FOZ DO IGUAÇU | PR – Os números não mentem, mas incomodam. Um estudo detalhado, apresentado nesta terça-feira (31) na plenária do Codefoz, expôs uma realidade matemática cruel para o extremo-oeste paranaense: a região é uma potência econômica, mas uma periferia política. O estudo, realizado pelo Conselho de Desenvolvimento de Medianeira (Codemed) e pela Caciopar, mostra que os 18 municípios da região contribuíram com R$ 23,2 bilhões em impostos nos últimos quatro anos, mas receberam apenas R$ 130 milhões em verbas de deputados estaduais entre 2019 e 2025.
O descompasso é alarmante: para cada R$ 1 que retorna via emendas e investimentos parlamentares, a região enviou R$ 178 para as estruturas estadual e federal. “Reclamar não vai adiantar. O futuro da nossa região vai ser decidido por quem se organiza”, convocou Jaime Tezza, diretor-executivo do Codemed.
O levantamento aponta que o déficit de representatividade é agravado pela dispersão de votos. No último pleito, o extremo-oeste tinha 414 mil cidadãos aptos a votar, mas a captura de votos por candidatos “de fora” pulverizou o poder regional.
Em 2022, dos 860 candidatos a deputado estadual no Paraná, 682 receberam votos na região. O cenário em Foz do Iguaçu é ainda mais fragmentado: o eleitorado iguaçuense destinou votos a 586 concorrentes à Assembleia Legislativa e a 396 que buscavam uma cadeira na Câmara Federal.
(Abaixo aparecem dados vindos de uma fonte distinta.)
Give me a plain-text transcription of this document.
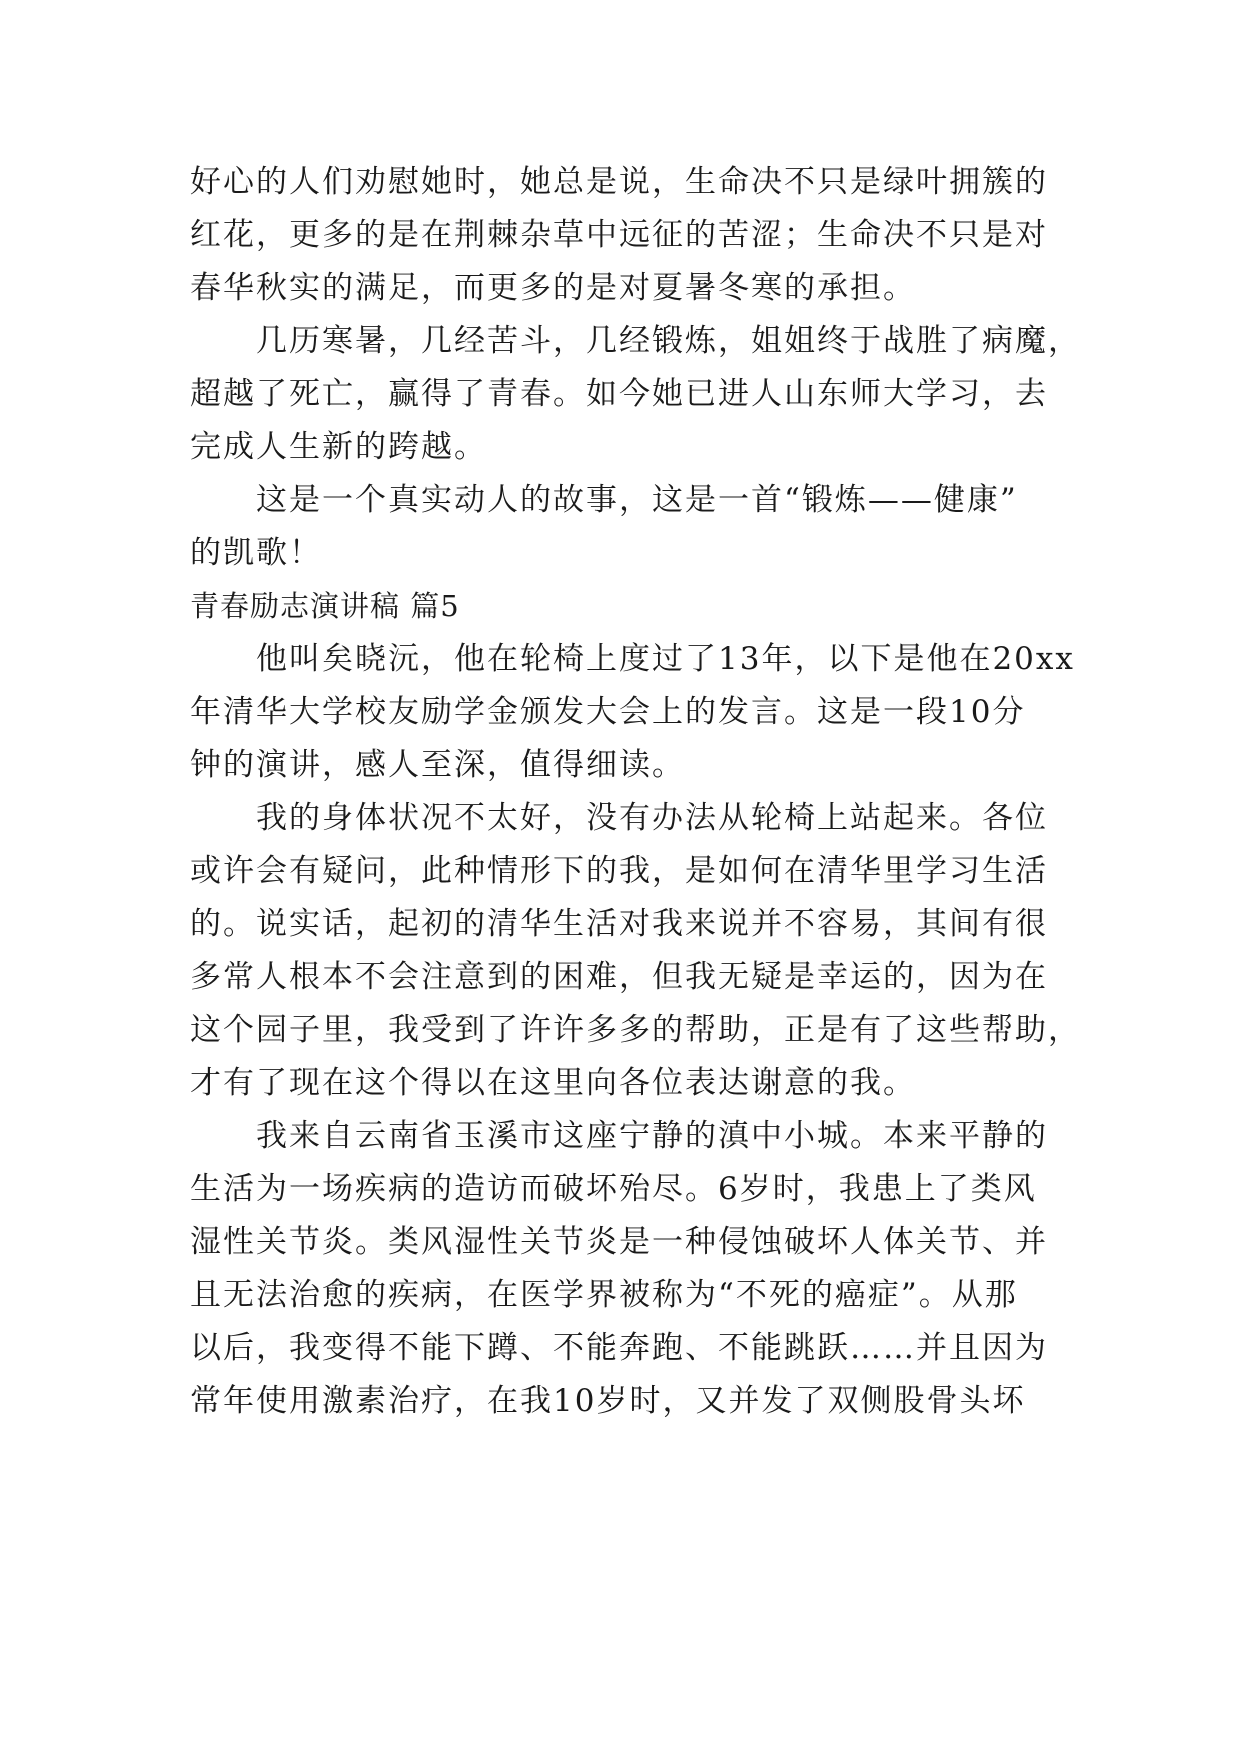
好心的人们劝慰她时，她总是说，生命决不只是绿叶拥簇的
红花，更多的是在荆棘杂草中远征的苦涩；生命决不只是对
春华秋实的满足，而更多的是对夏暑冬寒的承担。
　　几历寒暑，几经苦斗，几经锻炼，姐姐终于战胜了病魔，
超越了死亡，赢得了青春。如今她已进人山东师大学习，去
完成人生新的跨越。
　　这是一个真实动人的故事，这是一首“锻炼——健康”
的凯歌！
青春励志演讲稿 篇5
　　他叫矣晓沅，他在轮椅上度过了13年，以下是他在20xx
年清华大学校友励学金颁发大会上的发言。这是一段10分
钟的演讲，感人至深，值得细读。
　　我的身体状况不太好，没有办法从轮椅上站起来。各位
或许会有疑问，此种情形下的我，是如何在清华里学习生活
的。说实话，起初的清华生活对我来说并不容易，其间有很
多常人根本不会注意到的困难，但我无疑是幸运的，因为在
这个园子里，我受到了许许多多的帮助，正是有了这些帮助，
才有了现在这个得以在这里向各位表达谢意的我。
　　我来自云南省玉溪市这座宁静的滇中小城。本来平静的
生活为一场疾病的造访而破坏殆尽。6岁时，我患上了类风
湿性关节炎。类风湿性关节炎是一种侵蚀破坏人体关节、并
且无法治愈的疾病，在医学界被称为“不死的癌症”。从那
以后，我变得不能下蹲、不能奔跑、不能跳跃……并且因为
常年使用激素治疗，在我10岁时，又并发了双侧股骨头坏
Essa dispersão impede a formação de uma bancada regional forte e coesa.
O Paradoxo Iguaçuense
Em Foz do Iguaçu, o cenário apresenta um paradoxo acentuado. Enquanto a cidade atravessa um “boom” na construção civil e o fortalecimento do turismo com novos atrativos, a representação política não acompanha o ritmo de crescimento. Historicamente, o município enfrenta dificuldades crônicas para eleger e manter representantes locais comprometidos com as demandas reais da fronteira.
Quando elege, muitos demonstram ineficiência e distanciamento das pautas prioritárias. Além disso, Foz tornou-se alvo de “candidatos de ocasião”: políticos que transferem seus títulos eleitorais para o município apenas para se aproveitar do crescimento econômico e da visibilidade da fronteira, sem oferecer contrapartida real ou possuir conhecimento sobre as necessidades da população local. São descritos pelas lideranças como “espertalhões” que buscam votos em um território que desconhecem.
O déficit de representatividade é agravado pela pulverização do eleitorado. No último pleito, o extremo-oeste somava 414 mil cidadãos aptos a votar, mas a captura de votos por candidatos externos enfraqueceu o poder regional.
Os números de 2022 em Foz do Iguaçu impressionam pela dispersão: o eleitorado local destinou votos a 586 candidatos à Assembleia Legislativa e a 396 que buscavam assento na Câmara Federal. Dos 860 candidatos a deputado estadual no Paraná, 682 receberam votos na região; entre os 600 postulantes a deputado federal, 529 foram votados nas 18 localidades do extremo-oeste.
Mobilização por candidaturas viáveis em 2026
O presidente do Codefoz, Marcelo Brito, enfatizou que a proposta é criar um colegiado regional cujo objetivo é mobilizar a sociedade em torno do “voto qualificado” e pressionar partidos políticos para que lancem candidaturas parlamentares que sejam tecnicamente viáveis e comprometidas com o território, visando diminuir a fragmentação causada por nomes com votações inexpressivas.
A campanha, de caráter apartidário, foca em cinco pautas estruturantes: segurança pública, saúde de alta complexidade, infraestrutura logística, educação e estabilidade elétrica. Lideranças como a presidente do Codemed, Margarete Caovilla, e diretores da Caciopar reforçaram que a união é o único caminho para sustentar a força política condizente com a pujança econômica da região, que detém um PIB de R$ 33,3 bilhões — 5% de toda a riqueza do Paraná.
A plenária mostrou alinhamento entre diferentes setores. O presidente da Câmara de Foz, Paulo Debrito (PL), destacou que a região tem potencial para ampliar significativamente o número de cadeiras no Legislativo. O vice-prefeito, Ricardo Nascimento (PSD), defendeu a ampla difusão desses dados para conscientizar a população sobre o desequilíbrio fiscal.
Os vereadores Sidnei Prestes (Mobiliza), Adnan El Sayed (PSD) e Dr. Ranieri Marchioro (Republicanos) também reforçaram a necessidade de uma articulação que garanta que as emendas parlamentares tenham finalidade real e que o eleitor entenda a importância de votar em representantes que pertençam e conheçam o território.